On the Order Of: t3knomanser

t3knomanser

On the Order Of

Jun 04, 2009 16:23

Programmers, when they're really concerned with being efficient, will often start talking about "Big O" or "Order". There's a lot of interesting math behind this, but what it boils down to is a very simple concept- how many operations does it take to solve a certain problem, using a certain algorithm? I'm going to simplify things here, ignore the difference between so called "Big O" and "Little O" and not worry too much about the theoretical underpinnings. This also isn't the only metric used to evaluate how efficient an algorithm is, but it's a major one.

For example, if I hand you a deck of cards, and I tell you to find the Ace of Spades, how many cards would you have to look at in order to find it? Assume you start at the top, and keep drawing cards until you find the one you want. In the best case, the very first card you flip is the one you're looking for. That's on the order of one operation, written as O(1). But, that's the best case. What about the worst? If it were the last card you flipped, that would have taken 52 operations- O(52), or, to be really programmery, O(n), where "n" is the number of cards in the deck. By being general, we can extrapolate this to any collection of cards- be it a full deck, less than a full deck, or even a collection of something else entirely- like an address book.

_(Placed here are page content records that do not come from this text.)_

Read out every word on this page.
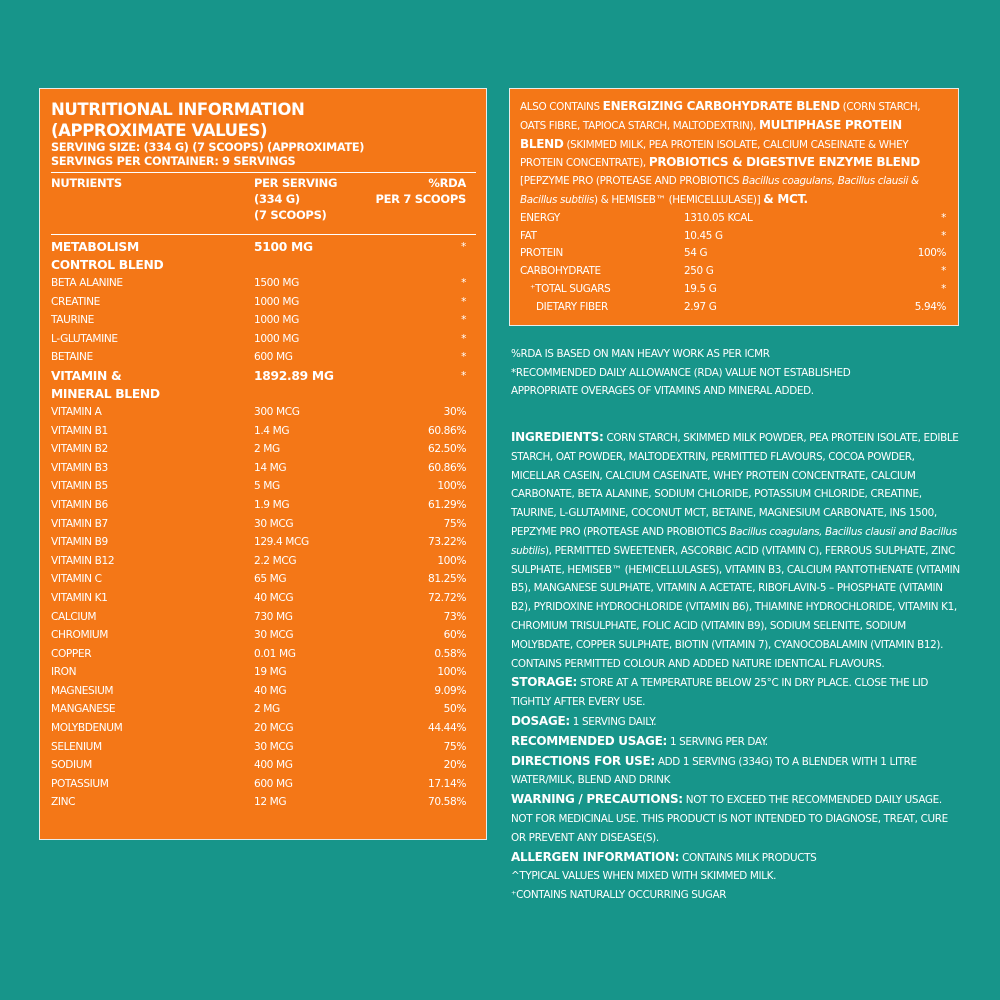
NUTRITIONAL INFORMATION
(APPROXIMATE VALUES)
SERVING SIZE: (334 G) (7 SCOOPS) (APPROXIMATE)
SERVINGS PER CONTAINER: 9 SERVINGS
NUTRIENTS	PER SERVING
(334 G)
(7 SCOOPS)
%RDA
PER 7 SCOOPS
METABOLISM
CONTROL BLEND
5100 MG	*
BETA ALANINE	1500 MG	*
CREATINE	1000 MG	*
TAURINE	1000 MG	*
L-GLUTAMINE	1000 MG	*
BETAINE	600 MG	*
VITAMIN &
MINERAL BLEND
1892.89 MG	*
VITAMIN A	300 MCG	30%
VITAMIN B1	1.4 MG	60.86%
VITAMIN B2	2 MG	62.50%
VITAMIN B3	14 MG	60.86%
VITAMIN B5	5 MG	100%
VITAMIN B6	1.9 MG	61.29%
VITAMIN B7	30 MCG	75%
VITAMIN B9	129.4 MCG	73.22%
VITAMIN B12	2.2 MCG	100%
VITAMIN C	65 MG	81.25%
VITAMIN K1	40 MCG	72.72%
CALCIUM	730 MG	73%
CHROMIUM	30 MCG	60%
COPPER	0.01 MG	0.58%
IRON	19 MG	100%
MAGNESIUM	40 MG	9.09%
MANGANESE	2 MG	50%
MOLYBDENUM	20 MCG	44.44%
SELENIUM	30 MCG	75%
SODIUM	400 MG	20%
POTASSIUM	600 MG	17.14%
ZINC	12 MG	70.58%
ALSO CONTAINS ENERGIZING CARBOHYDRATE BLEND (CORN STARCH, OATS FIBRE, TAPIOCA STARCH, MALTODEXTRIN), MULTIPHASE PROTEIN BLEND (SKIMMED MILK, PEA PROTEIN ISOLATE, CALCIUM CASEINATE & WHEY PROTEIN CONCENTRATE), PROBIOTICS & DIGESTIVE ENZYME BLEND [PEPZYME PRO (PROTEASE AND PROBIOTICS Bacillus coagulans, Bacillus clausii & Bacillus subtilis) & HEMISEB™ (HEMICELLULASE)] & MCT.
ENERGY	1310.05 KCAL	*
FAT	10.45 G	*
PROTEIN	54 G	100%
CARBOHYDRATE	250 G	*
⁺TOTAL SUGARS	19.5 G	*
DIETARY FIBER	2.97 G	5.94%
%RDA IS BASED ON MAN HEAVY WORK AS PER ICMR
*RECOMMENDED DAILY ALLOWANCE (RDA) VALUE NOT ESTABLISHED
APPROPRIATE OVERAGES OF VITAMINS AND MINERAL ADDED.

INGREDIENTS: CORN STARCH, SKIMMED MILK POWDER, PEA PROTEIN ISOLATE, EDIBLE STARCH, OAT POWDER, MALTODEXTRIN, PERMITTED FLAVOURS, COCOA POWDER, MICELLAR CASEIN, CALCIUM CASEINATE, WHEY PROTEIN CONCENTRATE, CALCIUM CARBONATE, BETA ALANINE, SODIUM CHLORIDE, POTASSIUM CHLORIDE, CREATINE, TAURINE, L-GLUTAMINE, COCONUT MCT, BETAINE, MAGNESIUM CARBONATE, INS 1500, PEPZYME PRO (PROTEASE AND PROBIOTICS Bacillus coagulans, Bacillus clausii and Bacillus subtilis), PERMITTED SWEETENER, ASCORBIC ACID (VITAMIN C), FERROUS SULPHATE, ZINC SULPHATE, HEMISEB™ (HEMICELLULASES), VITAMIN B3, CALCIUM PANTOTHENATE (VITAMIN B5), MANGANESE SULPHATE, VITAMIN A ACETATE, RIBOFLAVIN-5 – PHOSPHATE (VITAMIN B2), PYRIDOXINE HYDROCHLORIDE (VITAMIN B6), THIAMINE HYDROCHLORIDE, VITAMIN K1, CHROMIUM TRISULPHATE, FOLIC ACID (VITAMIN B9), SODIUM SELENITE, SODIUM MOLYBDATE, COPPER SULPHATE, BIOTIN (VITAMIN 7), CYANOCOBALAMIN (VITAMIN B12).

CONTAINS PERMITTED COLOUR AND ADDED NATURE IDENTICAL FLAVOURS.

STORAGE: STORE AT A TEMPERATURE BELOW 25°C IN DRY PLACE. CLOSE THE LID TIGHTLY AFTER EVERY USE.

DOSAGE: 1 SERVING DAILY.

RECOMMENDED USAGE: 1 SERVING PER DAY.

DIRECTIONS FOR USE: ADD 1 SERVING (334G) TO A BLENDER WITH 1 LITRE WATER/MILK, BLEND AND DRINK

WARNING / PRECAUTIONS: NOT TO EXCEED THE RECOMMENDED DAILY USAGE. NOT FOR MEDICINAL USE. THIS PRODUCT IS NOT INTENDED TO DIAGNOSE, TREAT, CURE OR PREVENT ANY DISEASE(S).

ALLERGEN INFORMATION: CONTAINS MILK PRODUCTS

^TYPICAL VALUES WHEN MIXED WITH SKIMMED MILK.

⁺CONTAINS NATURALLY OCCURRING SUGAR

When talking about the "O" of an algorithm, programmers don't like to worry about constants. We don't like "52"- that's far to specific. "n" is much more useful. But similarly, if there were an algorithm with O(2n+1), we're going to ignore the 2 and the +1 and just call in O(n). Doubling it once just isn't a big enough change to really count. It's details and small stuff, and if "n" is sufficiently large, it just doesn't matter.

Now, searching each individual card in the deck isn't terribly clever, but if the deck is shuffled, that's really all you can do. Picking out randomly, going from top to bottom, bottom to top, it just doesn't matter. But if the deck were sorted- now that could be useful. Think about the phone book- it's sorted, and you don't have to search every single name to find the one you're looking for.

If you were writing a computer program to find a name in the phone book, you'd start by going to the name in the middle. If it's the name you're looking for, great, you're done. If not, does it come before or after the name you're looking for? Once you know that- you've just eliminated half of the names. Take the remaining half, and go to the middle. Repeat the previous process until you find the name you want. Each operation (name you look at) eliminates half of the remaining names. Searching a sorted list is very effeceint, and in this case, it's on the order of "lg n". (lg is the log base 2, or "what power do I have to raise 2 to to get "n"). This, by the way, is called "binary search" and is the goto searching algorithm to use in any search.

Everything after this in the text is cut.